As far as I am concerned, Shami can keep on going: parking violations, not crossing the street at zebra crossings, gratuitously offensive clothing, talking loudly on a mobile on the train … no offence is too small for your DNA to be scooped up and put in the DNA database. I think it is simply irrefutable that were such a database to be mandatory, more crimes would be solved quicker. This is surely an obvious fact which does not need testimony to back it up. If it did, however, look to Detective Superintendent Stuart Cundy who arrested necrophiliac Mark Dixie for the murder of Sally Anne Bowman. Cundy was deported from Australia in 1999 and his DNA – as envisaged by the DNA register – would have been on file. However, it was not, and only when he was arrested for being in a pub brawl was his DNA sampled and the case closed. Therefore, as Detective Superintendent Cundy put it, “If there had been a national DNA register, with all its appropriate safeguards, then rather than nine months before Mark Dixie was identified, he could have been identified much sooner.”

However, this is not the real issue with the DNA database, so far as I see it. Indeed, Mrs Chakrabarti is perfectly correct when she asks whether the government is capable of safely storing such critical information about people. Their current record does not inspire confidence. From the loss of personal data of more than 25 million people by the Child Benefit office, to the loss of data regarding 1400 students here in Scotland, there appears to be systematic problems at all levels of the government and its appendages. Indeed, the fact that at present Britain’s DNA database holds the records of around 4-5 million people, making it percentage terms the biggest file of its kind in the world, may well leave people uneasy.

Were these inherent problems to be rectified then a modest expansion of the DNA database would, I imagine, have most people’s support. However, given that such a solution (or at least people’s confidence in it) is far off, if not impossible, it comes down to a judgement call. Perhaps this particular decision would be better informed in light of the case which is about to be heard by the European Court of Human Rights.

In 2001 an 11 year old boy with no previous warnings or cautions, was arrested for attempted robbery. He was subsequently exonerated and asked for his DNA to be taken off the register. The police refused and their decision was backed up by the High Court in 2002, owing to the 2001 Criminal Justice and Police Act, which allows the police to retain DNA samples, even if the person in question is cleared or indeed never charged in the first place. The boy in question, who is now a teenager, along with another man in a similar situation are currently in the process of bringing their case to the European Court of Human Rights. If they win their case, it is thought that some half a million names would have to be removed from the database.
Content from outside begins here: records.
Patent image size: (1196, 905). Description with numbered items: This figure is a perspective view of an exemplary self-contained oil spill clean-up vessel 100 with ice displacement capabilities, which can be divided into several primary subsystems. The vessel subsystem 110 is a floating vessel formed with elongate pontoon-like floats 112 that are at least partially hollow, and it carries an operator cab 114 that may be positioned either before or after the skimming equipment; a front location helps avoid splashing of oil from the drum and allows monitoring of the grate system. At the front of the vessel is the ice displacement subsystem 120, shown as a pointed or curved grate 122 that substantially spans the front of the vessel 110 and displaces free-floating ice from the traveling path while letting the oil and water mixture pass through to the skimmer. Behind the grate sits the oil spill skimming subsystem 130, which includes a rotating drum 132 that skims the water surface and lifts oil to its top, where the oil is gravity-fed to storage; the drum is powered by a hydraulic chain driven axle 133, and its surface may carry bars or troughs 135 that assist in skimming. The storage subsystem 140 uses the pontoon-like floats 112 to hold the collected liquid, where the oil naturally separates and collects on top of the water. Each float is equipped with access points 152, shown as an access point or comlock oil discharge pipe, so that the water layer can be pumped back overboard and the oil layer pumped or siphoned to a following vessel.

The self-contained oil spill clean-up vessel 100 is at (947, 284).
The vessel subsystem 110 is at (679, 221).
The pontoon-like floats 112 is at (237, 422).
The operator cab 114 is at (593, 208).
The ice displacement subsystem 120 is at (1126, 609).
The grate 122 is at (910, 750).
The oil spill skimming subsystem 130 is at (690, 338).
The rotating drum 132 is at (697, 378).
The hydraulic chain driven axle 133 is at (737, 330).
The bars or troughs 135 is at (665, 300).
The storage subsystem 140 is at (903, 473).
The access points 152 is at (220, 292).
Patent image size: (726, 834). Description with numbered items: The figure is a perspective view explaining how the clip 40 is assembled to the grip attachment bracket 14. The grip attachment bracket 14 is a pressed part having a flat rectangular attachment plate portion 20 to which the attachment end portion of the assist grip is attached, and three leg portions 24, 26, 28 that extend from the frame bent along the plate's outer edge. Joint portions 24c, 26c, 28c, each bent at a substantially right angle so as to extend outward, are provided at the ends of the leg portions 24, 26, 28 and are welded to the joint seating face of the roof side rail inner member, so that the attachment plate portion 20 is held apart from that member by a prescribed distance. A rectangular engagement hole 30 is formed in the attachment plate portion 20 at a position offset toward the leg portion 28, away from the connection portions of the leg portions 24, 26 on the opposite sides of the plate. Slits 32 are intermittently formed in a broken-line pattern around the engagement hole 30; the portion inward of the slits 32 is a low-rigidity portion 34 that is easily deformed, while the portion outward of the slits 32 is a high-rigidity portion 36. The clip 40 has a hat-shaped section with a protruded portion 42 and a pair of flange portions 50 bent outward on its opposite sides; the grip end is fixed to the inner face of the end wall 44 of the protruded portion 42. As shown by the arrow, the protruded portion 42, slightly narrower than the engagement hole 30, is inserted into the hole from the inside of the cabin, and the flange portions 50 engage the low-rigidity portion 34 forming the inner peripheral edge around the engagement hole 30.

That seems like a lot to me. Do you think that there is a chance that one of these half a million people is likely to commit a crime at some time in future? Or that someone whose DNA record is deleted in the future because of this change in law, is likely to commit a crime? Would their DNA being on file aid a quicker arrest and prosecution? Does the chance of this scenario coming to fruition outweigh the chance of the government posting their records to God knows where and losing their them? These are personal decisions for which there are, need it be said, no right or wrong answers. My own inclination is to err on the side of caution (my caution that is) and leave the names and records where they are.